DC Managers: Use the Right Kind of Metrics to Protect Your Job

ARC Advisory Group surveyed 52 logistics executives and asked them if their companies were using any sort of warehousing costs per unit measurement, defined as “total warehousing costs/total units shipped.” Thirty-seven percent of the respondents were not using this this metric type, which is far too low. Ideally, if a company is doing pallet shipments, it would measure “cost per pallets shipped” to evaluate that zone of the warehouse; if it is building mixed-case pallets, it would also measure “cost per mixed cases pallet shipped” for that portion of the warehouse, and so forth.

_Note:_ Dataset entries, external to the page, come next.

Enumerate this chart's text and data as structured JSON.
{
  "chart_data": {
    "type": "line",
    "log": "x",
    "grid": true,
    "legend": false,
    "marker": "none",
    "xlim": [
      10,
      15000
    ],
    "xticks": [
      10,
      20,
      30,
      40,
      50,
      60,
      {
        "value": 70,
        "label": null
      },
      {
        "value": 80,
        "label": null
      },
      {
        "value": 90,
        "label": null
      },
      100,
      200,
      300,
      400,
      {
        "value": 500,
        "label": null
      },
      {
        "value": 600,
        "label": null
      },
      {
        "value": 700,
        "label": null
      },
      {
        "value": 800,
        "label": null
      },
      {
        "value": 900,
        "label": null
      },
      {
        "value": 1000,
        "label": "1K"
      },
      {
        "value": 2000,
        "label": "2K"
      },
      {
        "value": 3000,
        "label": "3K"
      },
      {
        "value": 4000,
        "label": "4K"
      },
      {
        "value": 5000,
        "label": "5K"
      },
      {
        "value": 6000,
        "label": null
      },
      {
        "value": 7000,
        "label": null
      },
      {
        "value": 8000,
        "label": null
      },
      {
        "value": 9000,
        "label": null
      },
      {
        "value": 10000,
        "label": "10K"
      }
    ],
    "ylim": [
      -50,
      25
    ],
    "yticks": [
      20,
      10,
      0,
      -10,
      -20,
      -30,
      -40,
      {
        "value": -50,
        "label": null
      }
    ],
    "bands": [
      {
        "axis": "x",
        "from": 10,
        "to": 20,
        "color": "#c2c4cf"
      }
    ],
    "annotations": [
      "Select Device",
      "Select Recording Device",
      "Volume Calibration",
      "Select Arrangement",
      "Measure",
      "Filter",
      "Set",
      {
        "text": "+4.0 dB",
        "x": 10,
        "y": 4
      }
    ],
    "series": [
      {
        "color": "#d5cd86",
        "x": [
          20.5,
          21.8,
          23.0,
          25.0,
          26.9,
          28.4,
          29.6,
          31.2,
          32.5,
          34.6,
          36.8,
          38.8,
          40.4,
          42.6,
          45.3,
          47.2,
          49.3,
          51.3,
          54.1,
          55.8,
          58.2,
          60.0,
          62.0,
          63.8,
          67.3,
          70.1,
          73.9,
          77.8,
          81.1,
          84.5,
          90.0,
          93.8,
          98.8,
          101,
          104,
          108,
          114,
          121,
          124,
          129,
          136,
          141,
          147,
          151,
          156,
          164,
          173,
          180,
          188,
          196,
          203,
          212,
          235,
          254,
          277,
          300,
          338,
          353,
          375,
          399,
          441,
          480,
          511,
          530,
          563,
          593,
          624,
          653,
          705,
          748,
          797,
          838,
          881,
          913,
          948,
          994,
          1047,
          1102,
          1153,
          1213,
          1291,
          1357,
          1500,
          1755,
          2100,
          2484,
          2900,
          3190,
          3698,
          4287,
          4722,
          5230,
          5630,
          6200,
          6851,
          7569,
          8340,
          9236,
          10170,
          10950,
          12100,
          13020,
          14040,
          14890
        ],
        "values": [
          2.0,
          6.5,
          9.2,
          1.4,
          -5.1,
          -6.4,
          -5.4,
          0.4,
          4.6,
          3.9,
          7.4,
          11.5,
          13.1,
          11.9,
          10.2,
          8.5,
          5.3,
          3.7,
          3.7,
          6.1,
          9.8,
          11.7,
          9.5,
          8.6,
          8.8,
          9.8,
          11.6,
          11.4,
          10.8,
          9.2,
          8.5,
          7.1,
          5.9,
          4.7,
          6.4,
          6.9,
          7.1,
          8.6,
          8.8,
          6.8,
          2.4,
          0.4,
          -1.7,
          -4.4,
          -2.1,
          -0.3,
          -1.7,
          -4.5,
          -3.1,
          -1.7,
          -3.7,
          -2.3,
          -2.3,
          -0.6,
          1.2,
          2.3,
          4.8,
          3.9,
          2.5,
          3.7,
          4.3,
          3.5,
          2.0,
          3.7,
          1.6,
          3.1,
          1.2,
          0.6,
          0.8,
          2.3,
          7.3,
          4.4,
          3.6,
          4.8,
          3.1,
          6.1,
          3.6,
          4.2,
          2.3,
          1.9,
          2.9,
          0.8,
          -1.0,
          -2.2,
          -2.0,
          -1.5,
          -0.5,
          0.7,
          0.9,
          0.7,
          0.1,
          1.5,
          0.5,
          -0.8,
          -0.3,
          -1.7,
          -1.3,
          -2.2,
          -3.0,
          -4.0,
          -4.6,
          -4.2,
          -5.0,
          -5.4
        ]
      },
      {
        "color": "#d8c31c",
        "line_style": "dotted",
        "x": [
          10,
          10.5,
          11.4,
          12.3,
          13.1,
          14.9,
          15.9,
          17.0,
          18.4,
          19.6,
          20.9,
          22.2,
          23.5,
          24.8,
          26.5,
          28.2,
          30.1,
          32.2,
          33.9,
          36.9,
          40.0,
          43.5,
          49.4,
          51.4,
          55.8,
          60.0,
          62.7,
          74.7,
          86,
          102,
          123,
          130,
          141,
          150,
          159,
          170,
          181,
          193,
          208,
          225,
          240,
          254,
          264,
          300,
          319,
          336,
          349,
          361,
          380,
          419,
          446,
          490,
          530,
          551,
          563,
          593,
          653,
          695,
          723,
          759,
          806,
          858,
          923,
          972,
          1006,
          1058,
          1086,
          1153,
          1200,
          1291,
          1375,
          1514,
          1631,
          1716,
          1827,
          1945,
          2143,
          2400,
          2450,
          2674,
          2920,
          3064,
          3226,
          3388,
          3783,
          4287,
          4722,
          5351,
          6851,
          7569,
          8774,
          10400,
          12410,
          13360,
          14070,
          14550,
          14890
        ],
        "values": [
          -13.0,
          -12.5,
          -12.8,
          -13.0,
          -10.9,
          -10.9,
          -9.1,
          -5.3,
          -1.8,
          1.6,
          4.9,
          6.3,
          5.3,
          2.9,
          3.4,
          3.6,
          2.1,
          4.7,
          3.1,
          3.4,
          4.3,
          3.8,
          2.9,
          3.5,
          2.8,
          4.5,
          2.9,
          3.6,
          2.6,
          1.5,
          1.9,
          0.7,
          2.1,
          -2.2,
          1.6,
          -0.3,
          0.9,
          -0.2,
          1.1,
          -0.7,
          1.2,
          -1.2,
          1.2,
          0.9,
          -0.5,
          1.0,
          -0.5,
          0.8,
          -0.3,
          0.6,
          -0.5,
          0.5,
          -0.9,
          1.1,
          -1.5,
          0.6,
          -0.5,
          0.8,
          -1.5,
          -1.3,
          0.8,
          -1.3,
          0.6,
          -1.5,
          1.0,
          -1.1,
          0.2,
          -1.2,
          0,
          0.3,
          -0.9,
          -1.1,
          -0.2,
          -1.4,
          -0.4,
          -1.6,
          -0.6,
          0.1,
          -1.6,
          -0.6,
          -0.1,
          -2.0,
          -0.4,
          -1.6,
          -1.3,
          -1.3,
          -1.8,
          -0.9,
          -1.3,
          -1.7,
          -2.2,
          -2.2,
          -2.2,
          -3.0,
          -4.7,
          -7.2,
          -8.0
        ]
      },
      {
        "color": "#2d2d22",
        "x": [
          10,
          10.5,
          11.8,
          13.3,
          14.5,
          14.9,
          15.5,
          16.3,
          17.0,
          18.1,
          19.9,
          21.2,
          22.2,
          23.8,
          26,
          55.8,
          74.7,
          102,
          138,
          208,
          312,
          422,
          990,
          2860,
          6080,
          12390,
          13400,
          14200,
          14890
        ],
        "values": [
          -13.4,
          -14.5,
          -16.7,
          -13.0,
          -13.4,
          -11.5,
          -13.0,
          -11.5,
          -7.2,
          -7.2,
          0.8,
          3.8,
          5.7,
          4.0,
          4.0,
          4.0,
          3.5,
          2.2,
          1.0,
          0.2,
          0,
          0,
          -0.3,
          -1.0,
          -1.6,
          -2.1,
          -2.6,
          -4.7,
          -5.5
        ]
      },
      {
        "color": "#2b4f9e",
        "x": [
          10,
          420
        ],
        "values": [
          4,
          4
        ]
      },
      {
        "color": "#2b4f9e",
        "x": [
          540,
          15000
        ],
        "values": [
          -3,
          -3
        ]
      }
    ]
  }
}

Having such metrics in place, and actively monitoring them, helps companies ensure that the productivity benefits associated with their Warehouse Management System (WMS) implementation do not begin to slip. These metrics also allow a WMS to serve as a platform that can help companies measure the effectiveness of continuous improvement programs. Finally, and perhaps most importantly, such metrics are an important tool for protecting the job security of a warehouse manager.

The final point, cost per unit metrics as a form of job security, needs further explanation.

When logistics executives put together their annual budget, the simple approach is to begin by looking at warehousing costs as a percentage of total revenues. Then the distribution manager looks at the demand forecast for the coming year, factors in wage inflation, and produces the budget. The CFO will then generally pressure the executive to reduce the budget, and some back and forth takes place before the departmental budget is approved. If a manager does not hit his budget numbers, then at the very least he looks bad, but the manager may end up in a situation where he is looking for a new job.

This can be unfair. If the warehouse manager is not using cost per unit metrics, he can end up not hitting his budget, despite achieving targeted levels of labor productivity. It costs more to pick mixed-case pallets than pallets, and more to pick cartons or individual units than mixed-case pallets. If the company’s order profile changes, a warehouse manager that uses simplistic budgeting can look bad.

In contrast, visualize a manager that forecasts “We will do this many pallet picks, which will cost this amount, and we will pick this many mixed pallets, which will cost this amount, and we will do this many each picks, which will cost this amount.” At the end of the year, if the manager has exceeded his budget numbers, he can look at the actual number of pallet, mixed pallet, and carton shipments and justify his performance. Further, the trend is toward more frequent but smaller shipments. Order profiles are unlikely to change in ways that will make a warehouse manager look good.


  1. Hi Steve, This article raises concern in relation to the low percentage of logistic executives using what can be considered elementary metrics to measure warehouse management efficiency. Did the survey disclose any reasons for this dismal situation – or can we accept that these metrics are of no consequence in WMS thinking?